Reception and Critique
The Spanish scholastics of the sixteenth century (Francisco de Vitoria, Francisco Suarez) applied Aquinas's natural law framework to the emerging international law governing relations between the Spanish empire and the indigenous peoples of the Americas, arguing (in Vitoria's case) that indigenous peoples have natural rights that the Spanish conquest violated. Hugo Grotius developed natural law theory into modern international law, arguing that it would hold 'even if God did not exist' - an apparently atheistic move that was in fact the claim that natural law is binding on all regardless of religious confession.
John Finnis's Natural Law and Natural Rights (1980) developed the most influential contemporary Thomistic natural law theory in analytic philosophy, arguing for a set of basic human goods (life, knowledge, friendship, practical reasonableness, religion, play, aesthetic experience) that can be identified without appeal to specifically theological premises. Finnis's work has had major influence on constitutional law, bioethics, and political philosophy.
Critics argue that natural law theory fallaciously derives 'ought' from 'is' - that facts about human nature cannot ground moral norms without a prior normative commitment. The 'naturalistic fallacy' objection of G.E. Moore and the Humean is/ought distinction are the standard criticisms. Thomists respond that the objection misunderstands Aristotelian teleology: human nature is not a bare fact but an already normatively structured reality - facts about the telos of rational nature already contain normative implications.
Legacy
Natural law theory has been the intellectual framework for Catholic social teaching from Leo XIII's Rerum Novarum (1891) through John Paul II's Veritatis Splendor (1993) and beyond. It has shaped the bioethics of abortion, euthanasia, and reproductive technology (through its account of the basic good of life); international human rights law (through its account of rights grounded in human dignity); and political philosophy (through its account of the limits of positive law and the right of revolution against tyrannous government).
Key Passages
'Law is an ordinance of reason for the common good, promulgated by whoever is in charge of the community.' (Summa Theologica I-II, Q. 90, Art. 4, trans. Kenelm Foster and Sylvester Humphries)

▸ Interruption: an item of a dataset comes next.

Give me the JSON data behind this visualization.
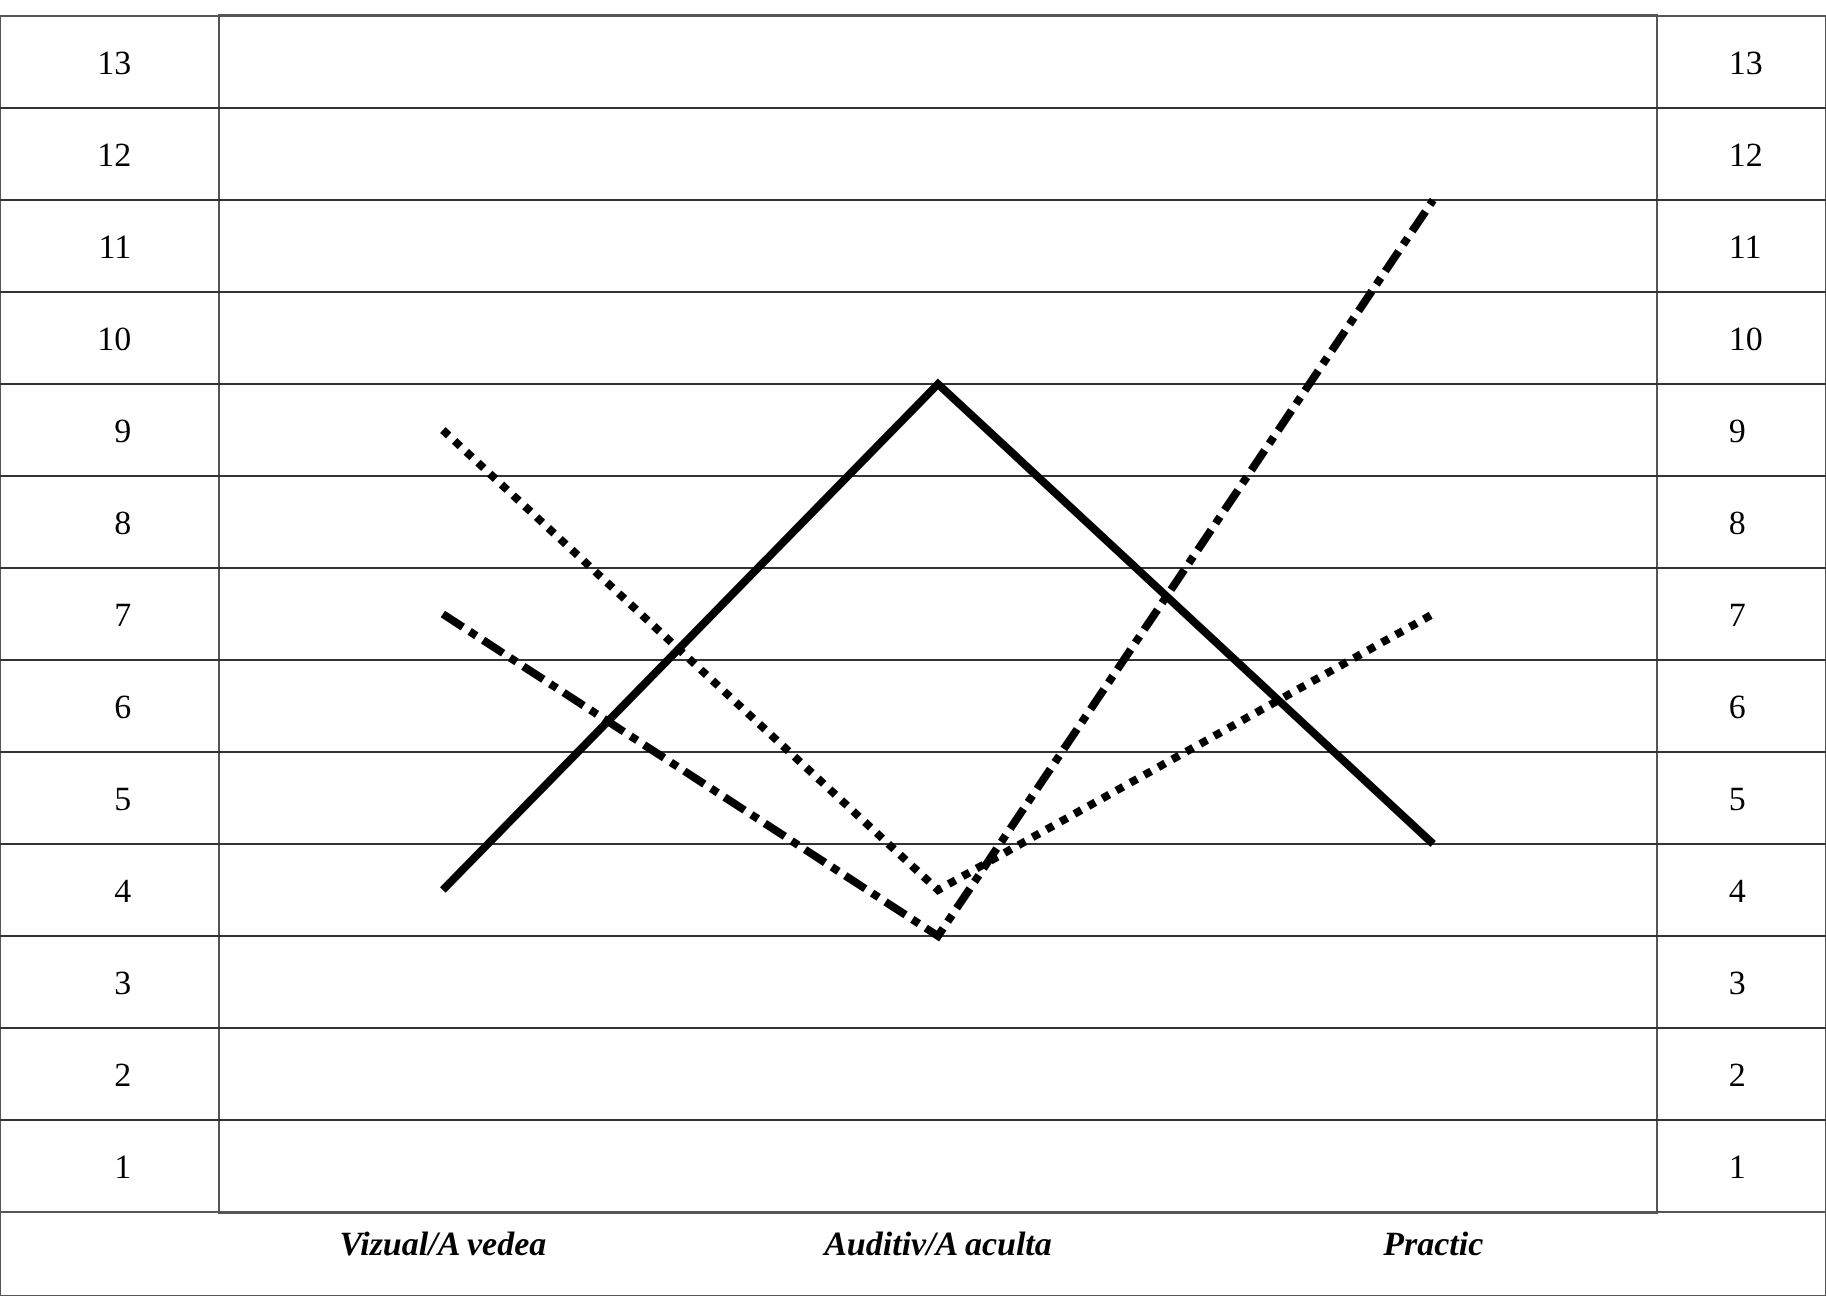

'The natural law is nothing else than the rational creature's participation of the eternal law.' (I-II, Q. 91, Art. 2)
Contemporary Relevance
Natural law theory offers a framework for moral argument that claims to be accessible to all persons of goodwill, regardless of religious commitment, because it is grounded in the structure of human nature rather than in special revelation. This universality makes it attractive for public moral discourse in pluralist societies. At the same time, the question of whose account of human nature - which culture's teleological framework - grounds the 'natural' moral law remains contested, particularly in a global context where different traditions offer different accounts of human flourishing. The dialogue between Aquinas's natural law framework and competing accounts of human nature (evolutionary biology, neuroscience, feminist anthropology) is one of the most important ongoing conversations in moral philosophy.